Some APIs don't do JSONP by default, i.e. don't have the ability to return the JSON object to a callback function. In this case, first you should try to contact the API provider and see if it can be added. Where it cannot, you can tell us to wrap the JSON object return in a callback function like in the XKCD Spice.

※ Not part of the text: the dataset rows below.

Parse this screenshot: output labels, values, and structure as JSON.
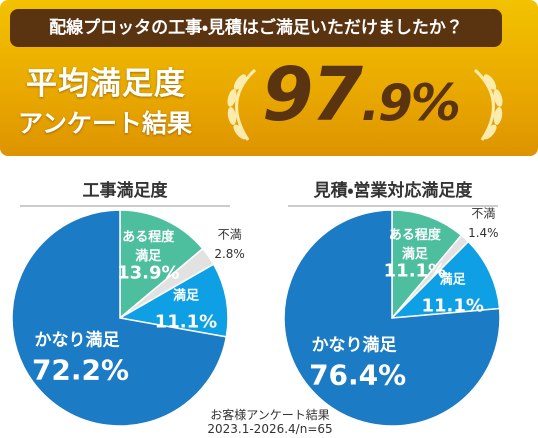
{
  "banner": {
    "question": "配線プロッタの工事・見積はご満足いただけましたか？",
    "headline": "平均満足度",
    "subheadline": "アンケート結果",
    "average": "97.9%"
  },
  "chart_data": [
    {
      "type": "pie",
      "title": "工事満足度",
      "categories": [
        "ある程度満足",
        "不満",
        "満足",
        "かなり満足"
      ],
      "values": [
        13.9,
        2.8,
        11.1,
        72.2
      ],
      "value_labels": [
        "13.9%",
        "2.8%",
        "11.1%",
        "72.2%"
      ],
      "colors": [
        "#4dbf9f",
        "#e2e2e2",
        "#0f9fe4",
        "#1b7bc4"
      ]
    },
    {
      "type": "pie",
      "title": "見積・営業対応満足度",
      "categories": [
        "ある程度満足",
        "不満",
        "満足",
        "かなり満足"
      ],
      "values": [
        11.1,
        1.4,
        11.1,
        76.4
      ],
      "value_labels": [
        "11.1%",
        "1.4%",
        "11.1%",
        "76.4%"
      ],
      "colors": [
        "#4dbf9f",
        "#e2e2e2",
        "#0f9fe4",
        "#1b7bc4"
      ]
    }
  ],
  "footnote": [
    "お客様アンケート結果",
    "2023.1-2026.4/n=65"
  ]
}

spice wrap_jsonp_callback => 1;


Spice Instant Answers have two forms of caching: API Response caching (remembers the JSON returned from the API) and API Call caching (remembers the API call URL created for a given query). Both of these will be explained with examples.

Caching API Responses

By default, we cache API responses for 24 hours. We use nginx and get this functionality by using the proxy_cache_valid directive. You can override our default behavior by setting your own spice proxy_cache_valid directive like in the RandWord Spice:

spice proxy_cache_valid => "200 304 1d";

This will cache any HTTP 200 and 304 responses for 1 day. You can also force API responses to not be cached like so:

spice proxy_cache_valid => "418 1d";

This is a special declaration that will only cache 418 HTTP return values for 1 day. Since regular return codes are 200 and 304, nothing will get cached.

If you expect API response to change very frequently you should lower the caching time. As well, if your API is supposed to return random results (such as the RandWord spice) it makes sense to prevent all caching so every time the spice is trigger a new result will be returned.

Caching API Calls

When a Spice triggers, its Perl code is used to construct the URL for the API call. It's likely that a given query will always map to the same API call so by default we cache the API calls for a given query for 1 hour:

# This query will always make the same API call
"random word" =>

Sometimes, a given query won't always require the same API call. This scenario generally arises when a Spice Instant Answer uses the Location API and uses it to append the user's location to the API call:

# This query will NEVER make the same API call, because the location is dynamic
"weather" =><user_location>

To turn off API Call caching, you must set spice is_cached to 0 as we do in the Forecast Instant Answer:

spice is_cached => 0;

This way, every time the Forecast Instant Answer is triggered, will be run, so the correct URL will be built and the current user's location will be used for the API call.